Le droit est clair : la qualification de la relation de travail ne dépend pas de la volonté des parties ni de l’étiquette contractuelle qu’elles lui donnent. Ce qui compte, c’est la réalité économique : y a-t-il un lien de subordination juridique ? Le donneur d’ordre donne-t-il des ordres, en contrôle-t-il l’exécution, peut-il sanctionner les manquements ? Si oui, peu importe le contrat de prestation signé.
La jurisprudence l’a confirmé avec les affaires des plateformes numériques. La Chambre criminelle de la Cour de cassation a validé la requalification en salariat de prétendus auto-entrepreneurs employés dans un service de téléprospection, au motif que leur activité s’inscrivait dans un service étroitement organisé par la société donneuse d’ordre. Les affaires Uber et Take it Easy, tranchées par la Chambre sociale, ont ancré la même analyse pour les plateformes de livraison.
Les indices qui déclenchent le contrôle : un seul client ; des horaires imposés ; du matériel fourni par le donneur d’ordre ; une rémunération à l’heure ou à la journée plutôt qu’au résultat ; une impossibilité de se faire remplacer ou de sous-traiter ; une présence continue dans les locaux ; l’exercice de la même activité que les salariés permanents de l’entreprise.
Conséquences pour le donneur d’ordre : poursuite pénale pour travail dissimulé par dissimulation d’emploi salarié ; redressement URSSAF sur toute la durée de la relation ; rappel de salaires, heures supplémentaires, indemnités de rupture au bénéfice du « faux indépendant » devant le conseil de prud’hommes.

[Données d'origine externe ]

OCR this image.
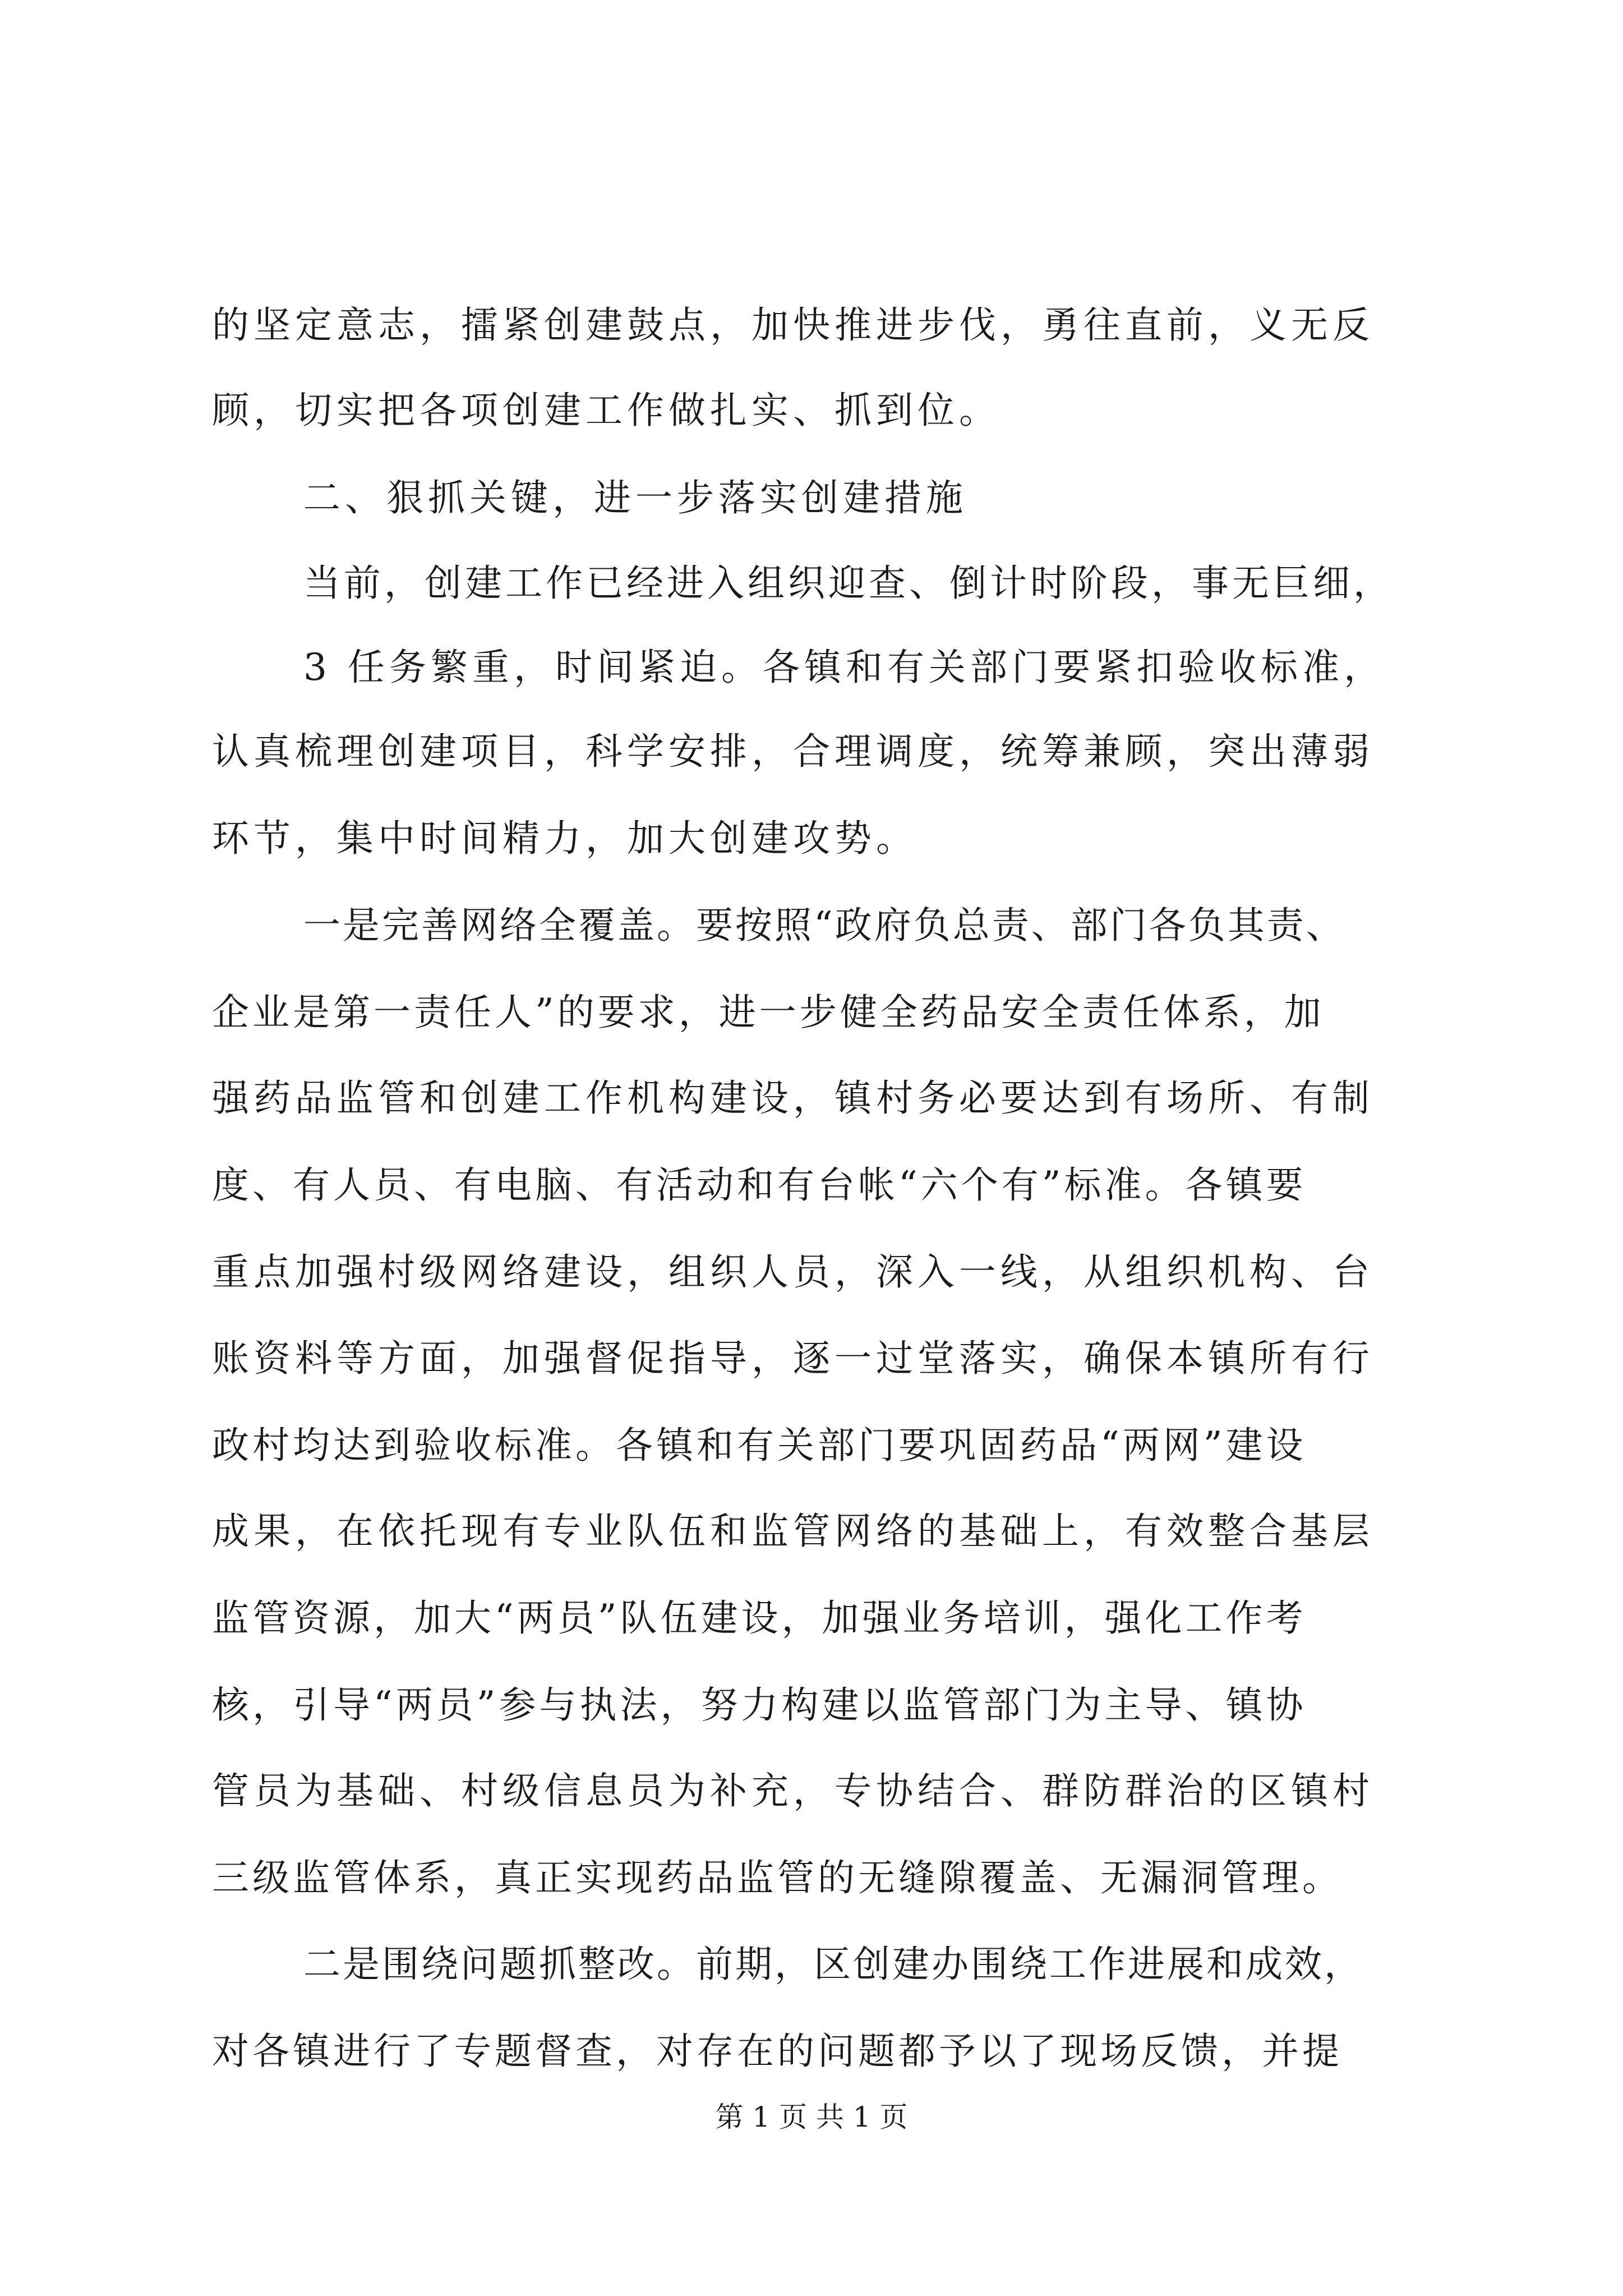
的坚定意志，擂紧创建鼓点，加快推进步伐，勇往直前，义无反
顾，切实把各项创建工作做扎实、抓到位。
二、狠抓关键，进一步落实创建措施
当前，创建工作已经进入组织迎查、倒计时阶段，事无巨细，
3 任务繁重，时间紧迫。各镇和有关部门要紧扣验收标准，
认真梳理创建项目，科学安排，合理调度，统筹兼顾，突出薄弱
环节，集中时间精力，加大创建攻势。
一是完善网络全覆盖。要按照“政府负总责、部门各负其责、
企业是第一责任人”的要求，进一步健全药品安全责任体系，加
强药品监管和创建工作机构建设，镇村务必要达到有场所、有制
度、有人员、有电脑、有活动和有台帐“六个有”标准。各镇要
重点加强村级网络建设，组织人员，深入一线，从组织机构、台
账资料等方面，加强督促指导，逐一过堂落实，确保本镇所有行
政村均达到验收标准。各镇和有关部门要巩固药品“两网”建设
成果，在依托现有专业队伍和监管网络的基础上，有效整合基层
监管资源，加大“两员”队伍建设，加强业务培训，强化工作考
核，引导“两员”参与执法，努力构建以监管部门为主导、镇协
管员为基础、村级信息员为补充，专协结合、群防群治的区镇村
三级监管体系，真正实现药品监管的无缝隙覆盖、无漏洞管理。
二是围绕问题抓整改。前期，区创建办围绕工作进展和成效，
对各镇进行了专题督查，对存在的问题都予以了现场反馈，并提
第 1 页 共 1 页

Défense. La démonstration de l’autonomie réelle du prestataire — choix de ses outils, de ses méthodes, de son organisation, pluralité de clients, facturation au résultat — est le premier axe. Le rescrit social URSSAF, qui permet à l’entreprise de soumettre sa situation à l’appréciation préalable de l’URSSAF, est un outil de sécurisation sous-utilisé.
Le recours au travail dissimulé
Le recours au travail dissimulé (art. L. 8221-1, 3° et L. 8222-1 s. CT) concerne les donneurs d’ordre et maîtres d’ouvrage qui font appel à un prestataire ou sous-traitant dont les salariés ne sont pas déclarés. L’infraction exige un élément intentionnel : recourir « sciemment » aux services d’un travailleur dissimulé. Mais la jurisprudence déduit cet élément intentionnel du seul non-respect des obligations de vérification imposées par la loi : l’employeur qui n’a pas accompli les diligences requises ne peut pas invoquer son ignorance pour s’exonérer.
C’est l’infraction de référence dans les dossiers de sous-traitance en cascade dans le BTP, la restauration, le transport et la logistique. L’économie réalisée par le donneur d’ordre est estimée à environ 20 % du coût salarial. Elle est souvent cumulée avec le travail dissimulé simple lorsque l’entreprise poursuivie est à la fois employeur direct et client d’un sous-traitant défaillant.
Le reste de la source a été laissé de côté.